The executive orders are disheartening, Hamid said, because people from Sudan are welcoming and warm-hearted. He added that it’s frustrating to see the government associate his home country — and the other nations the ban applies to — with terrorism.

Twenty percent of the 46 Muslim-Americans associated with violent extremism in 2016 had families stemming from the seven countries initially covered by Trump’s ban, according to a report by Duke University’s Triangle Center on Terrorism and Homeland Security. There are no reported fatalities in the U.S. executed by extremists with family backgrounds in these countries.

[Read more: A Sudanese doctoral student can’t return to UMD because of Trump’s travel ban]

A federal judge has approved a lawsuit Hawaii will file challenging the latest travel ban and requesting that a federal judge issue a temporary restraining order to block the ban’s implementation, according to CNN. January’s executive order caused chaos and protests at airports across the country, including at Washington Dulles International Airport. Security officials detained Maryam Aida Mohammadi, another student from this university and a green card holder with Iranian citizenship, and her 5-year-old cousin at Dulles for about five hours on Jan. 28. They’d been returning from a visit with family in Turkey.

Hamid said he was very appreciative of the support he received while the ban was in effect and when he got back to this university. His friends went to rallies in Washington and held up signs with his name on them to support him. He added that his friends and other supporters were always in touch with him over email and phone. Friends saved newspaper clippings and articles about him for when Hamid returned to Maryland, which he described as his second home.

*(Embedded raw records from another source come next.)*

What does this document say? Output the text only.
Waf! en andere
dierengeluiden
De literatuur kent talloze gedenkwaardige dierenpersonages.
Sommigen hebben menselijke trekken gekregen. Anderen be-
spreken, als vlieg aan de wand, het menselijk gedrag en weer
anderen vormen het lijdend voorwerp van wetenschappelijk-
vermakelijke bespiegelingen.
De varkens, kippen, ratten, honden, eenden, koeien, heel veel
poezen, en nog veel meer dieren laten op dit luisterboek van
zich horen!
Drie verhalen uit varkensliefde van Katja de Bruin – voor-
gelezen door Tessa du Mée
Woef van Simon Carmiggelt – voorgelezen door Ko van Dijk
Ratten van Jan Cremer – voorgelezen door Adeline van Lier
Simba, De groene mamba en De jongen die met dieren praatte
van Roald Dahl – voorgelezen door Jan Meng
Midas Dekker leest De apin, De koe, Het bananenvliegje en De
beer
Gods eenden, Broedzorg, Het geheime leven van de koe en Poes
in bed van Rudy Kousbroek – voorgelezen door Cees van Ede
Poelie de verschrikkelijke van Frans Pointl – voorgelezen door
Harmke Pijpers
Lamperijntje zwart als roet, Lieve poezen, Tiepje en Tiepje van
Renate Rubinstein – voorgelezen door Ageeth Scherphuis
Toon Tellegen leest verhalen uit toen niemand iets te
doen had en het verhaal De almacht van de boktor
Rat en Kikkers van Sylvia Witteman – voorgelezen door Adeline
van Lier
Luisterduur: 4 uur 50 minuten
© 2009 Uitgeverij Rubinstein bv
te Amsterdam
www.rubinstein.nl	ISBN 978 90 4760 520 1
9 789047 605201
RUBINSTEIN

His academic adviser, Mumu Xu, said she knew Hamid had gone home for winter break, and that she’d worried about his ability to return to Maryland. Prior to the ban, the embassy had delayed granting his visa for a few days — something that is common, Xu said.

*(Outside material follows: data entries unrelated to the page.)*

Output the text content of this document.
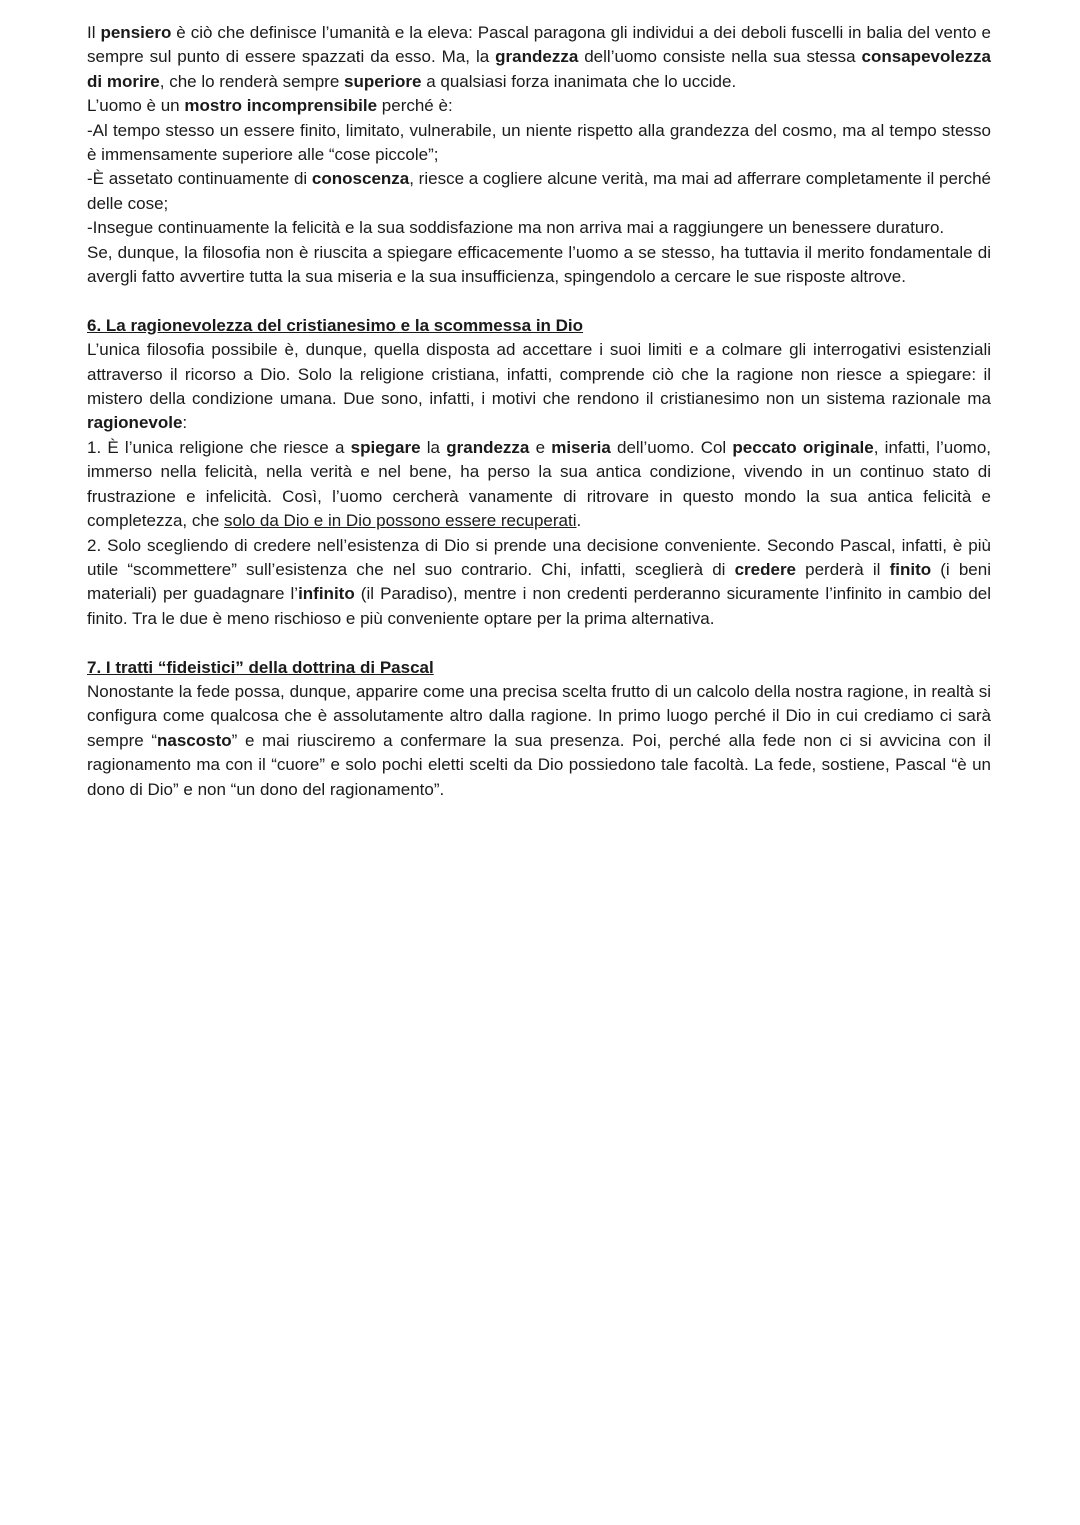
Il pensiero è ciò che definisce l’umanità e la eleva: Pascal paragona gli individui a dei deboli fuscelli in balia del vento e sempre sul punto di essere spazzati da esso. Ma, la grandezza dell’uomo consiste nella sua stessa consapevolezza di morire, che lo renderà sempre superiore a qualsiasi forza inanimata che lo uccide.

L’uomo è un mostro incomprensibile perché è:

-Al tempo stesso un essere finito, limitato, vulnerabile, un niente rispetto alla grandezza del cosmo, ma al tempo stesso è immensamente superiore alle “cose piccole”;

-È assetato continuamente di conoscenza, riesce a cogliere alcune verità, ma mai ad afferrare completamente il perché delle cose;

-Insegue continuamente la felicità e la sua soddisfazione ma non arriva mai a raggiungere un benessere duraturo.

Se, dunque, la filosofia non è riuscita a spiegare efficacemente l’uomo a se stesso, ha tuttavia il merito fondamentale di avergli fatto avvertire tutta la sua miseria e la sua insufficienza, spingendolo a cercare le sue risposte altrove.

6. La ragionevolezza del cristianesimo e la scommessa in Dio

L’unica filosofia possibile è, dunque, quella disposta ad accettare i suoi limiti e a colmare gli interrogativi esistenziali attraverso il ricorso a Dio. Solo la religione cristiana, infatti, comprende ciò che la ragione non riesce a spiegare: il mistero della condizione umana. Due sono, infatti, i motivi che rendono il cristianesimo non un sistema razionale ma ragionevole:

1. È l’unica religione che riesce a spiegare la grandezza e miseria dell’uomo. Col peccato originale, infatti, l’uomo, immerso nella felicità, nella verità e nel bene, ha perso la sua antica condizione, vivendo in un continuo stato di frustrazione e infelicità. Così, l’uomo cercherà vanamente di ritrovare in questo mondo la sua antica felicità e completezza, che solo da Dio e in Dio possono essere recuperati.

2. Solo scegliendo di credere nell’esistenza di Dio si prende una decisione conveniente. Secondo Pascal, infatti, è più utile “scommettere” sull’esistenza che nel suo contrario. Chi, infatti, sceglierà di credere perderà il finito (i beni materiali) per guadagnare l’infinito (il Paradiso), mentre i non credenti perderanno sicuramente l’infinito in cambio del finito. Tra le due è meno rischioso e più conveniente optare per la prima alternativa.

7. I tratti “fideistici” della dottrina di Pascal

Nonostante la fede possa, dunque, apparire come una precisa scelta frutto di un calcolo della nostra ragione, in realtà si configura come qualcosa che è assolutamente altro dalla ragione. In primo luogo perché il Dio in cui crediamo ci sarà sempre “nascosto” e mai riusciremo a confermare la sua presenza. Poi, perché alla fede non ci si avvicina con il ragionamento ma con il “cuore” e solo pochi eletti scelti da Dio possiedono tale facoltà. La fede, sostiene, Pascal “è un dono di Dio” e non “un dono del ragionamento”.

However, once the embassy canceled Hamid’s visa processing following the ban, Xu said she reached out to the U.S. embassy and Maryland Sen. Chris Van Hollen’s office in an effort to bring Hamid back to the U.S. The International Scholars and Student Services office also helped contact the embassy to speed up the process of renewing his visa.

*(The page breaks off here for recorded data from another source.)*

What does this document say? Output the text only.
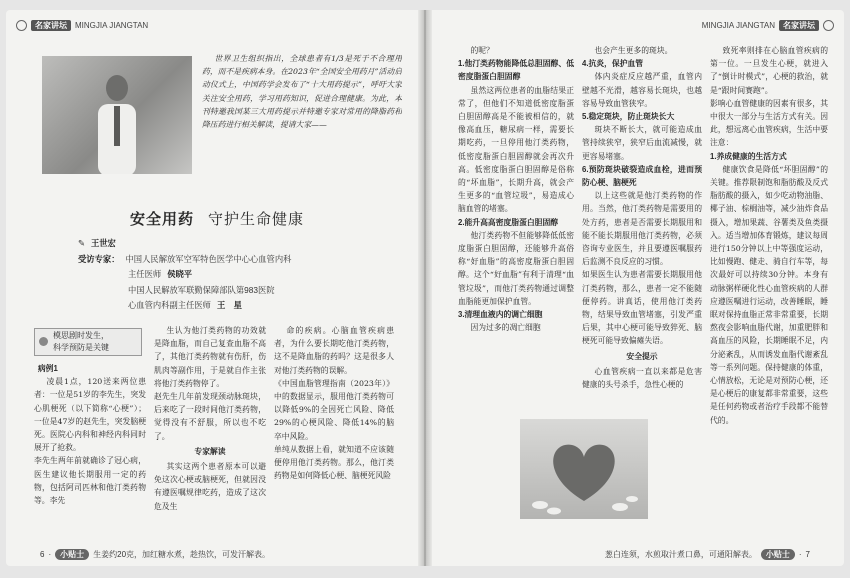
名家讲坛	MINGJIA JIANGTAN

世界卫生组织指出，全球患者有1/3是死于不合理用药，而不是疾病本身。在2023年“全国安全用药月”活动启动仪式上，中国药学会发布了“十大用药提示”，呼吁大家关注安全用药，学习用药知识，促进合理健康。为此，本刊特邀我国某三大用药提示并特邀专家对常用的降脂药和降压药进行相关解读，提请大家——

安全用药 守护生命健康
✎ 王世宏
受访专家： 中国人民解放军空军特色医学中心心血管内科
主任医师 侯晓平
中国人民解放军联勤保障部队第983医院
心血管内科副主任医师 王　星
模思剧时发生，
科学预防是关键

病例1

凌晨1点，120送来两位患者：一位是51岁的李先生，突发心肌梗死（以下简称“心梗”）；一位是47岁的赵先生，突发脑梗死。医院心内科和神经内科同时展开了抢救。
李先生两年前就确诊了冠心病，医生建议他长期服用一定的药物，包括阿司匹林和他汀类药物等。李先

生认为他汀类药物的功效就是降血脂，而自己复查血脂不高了，其他汀类药物就有伤肝，伤肌肉等副作用，于是就自作主张将他汀类药物停了。
赵先生几年前发现颈动脉斑块，后来吃了一段时间他汀类药物，觉得没有不舒服，所以也不吃了。

专家解读

其实这两个患者原本可以避免这次心梗或脑梗死，但就因没有遵医嘱规律吃药，造成了这次危及生

命的疾病。心脑血管疾病患者，为什么要长期吃他汀类药物，这不是降血脂的药吗？这是很多人对他汀类药物的误解。
《中国血脂管理指南（2023年）》中的数据显示，服用他汀类药物可以降低9%的全因死亡风险、降低29%的心梗风险、降低14%的脑卒中风险。
单纯从数据上看，就知道不应该随便停用他汀类药物。那么，他汀类药物是如何降低心梗、脑梗死风险

6 ·	小贴士	生姜约20克，加红糖水煮，趁热饮，可发汗解表。
MINGJIA JIANGTAN	名家讲坛

的呢？

1.他汀类药物能降低总胆固醇、低密度脂蛋白胆固醇

虽然这两位患者的血脂结果正常了，但他们不知道低密度脂蛋白胆固醇高是不能被相信的，就像高血压，糖尿病一样，需要长期吃药，一旦停用他汀类药物，低密度脂蛋白胆固醇就会再次升高。低密度脂蛋白胆固醇是俗称的“坏血脂”，长期升高，就会产生更多的“血管垃圾”，易造成心脑血管的堵塞。

2.能升高高密度脂蛋白胆固醇

他汀类药物不但能够降低低密度脂蛋白胆固醇，还能够升高俗称“好血脂”的高密度脂蛋白胆固醇。这个“好血脂”有利于清理“血管垃圾”，而他汀类药物通过调整血脂能更加保护血管。

3.清理血液内的调亡细胞

因为过多的凋亡细胞

也会产生更多的斑块。

4.抗炎，保护血管

体内炎症反应越严重，血管内壁越不光滑，越容易长斑块，也越容易导致血管狭窄。

5.稳定斑块，防止斑块长大

斑块不断长大，就可能造成血管持续狭窄，狭窄后血流减慢，就更容易堵塞。

6.预防斑块破裂造成血栓，进而预防心梗、脑梗死

以上这些就是他汀类药物的作用。当然，他汀类药物是需要用的处方药，患者是否需要长期服用和能不能长期服用他汀类药物，必须咨询专业医生，并且要遵医嘱服药后监测不良反应的习惯。
如果医生认为患者需要长期服用他汀类药物，那么，患者一定不能随便停药。讲真话，使用他汀类药物，结果导致血管堵塞，引发严重后果，其中心梗可能导致猝死、脑梗死可能导致偏瘫失语。

安全提示

心血管疾病一直以来都是危害健康的头号杀手，急性心梗的

致死率则排在心脑血管疾病的第一位。一旦发生心梗，就进入了“倒计时模式”，心梗的救治，就是“跟时间赛跑”。
影响心血管健康的因素有很多，其中很大一部分与生活方式有关。因此，想远离心血管疾病，生活中要注意：

1.养成健康的生活方式

健康饮食是降低“坏胆固醇”的关键。推荐限制饱和脂肪酸及反式脂肪酸的摄入，如少吃动物油脂、椰子油、棕榈油等，减少油炸食品摄入，增加果蔬、谷薯类及鱼类摄入。适当增加体育锻炼，建议每周进行150分钟以上中等强度运动，比如慢跑、健走、骑自行车等，每次最好可以持续30分钟。本身有动脉粥样硬化性心血管疾病的人群应遵医嘱进行运动，改善睡眠，睡眠对保持血脂正常非常重要，长期熬夜会影响血脂代谢，加重肥胖和高血压的风险，长期睡眠不足，内分泌紊乱，从而诱发血脂代谢紊乱等一系列问题。保持健康的体重，心情放松，无论是对预防心梗，还是心梗后的康复都非常重要，这些是任何药物或者治疗手段都不能替代的。

葱白连须，水煎取汁煮口鼻，可通阳解表。	小贴士	· 7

When the ban was lifted, Van Hollen’s office sent a letter, along with an additional letter from ISSS, to expedite Hamid’s visa approval.

Van Hollen has also taken to social media to denounce Trump and his executive orders. In a statement Monday, he said Trump has “engaged in fear-mongering about visitors and refugees from these six countries, and this executive order is now a fake solution to the real security issues we face.”

“I’m really appreciative of the senator’s office,” Xu said.

Hamid said Xu went above and beyond in her support for him.

“It really felt amazing to be surrounded by such community,” he said. “My family back home also did a great job in supporting me … through everything that happened.”

University President Wallace Loh’s statements and messages to the campus community that urged solidarity following Trump’s initial order meant a lot as well, Hamid said. About 350 people from this university — largely graduate students, postdoctoral researchers and visiting scholars — were affected by the ban, according to a Jan. 31 message to the campus.

Hamid said he remains uncertain that he will be able to return to Sudan to visit his family following the installment of Trump’s second executive order. If his visa expires, he fears he won’t be able to come back again.

“Before I was worried I couldn’t come back,” Hamid said, “and now I’m worried that I can’t travel to visit my family because my visa might expire while I’m there. Will I face the same situation?”

Amid uncertainty, he’s trying to stay optimistic.

“I don’t want anyone to go through what I went through,” Hamid said. “I am worried about other people in this situation. I wish for the best in the upcoming days.”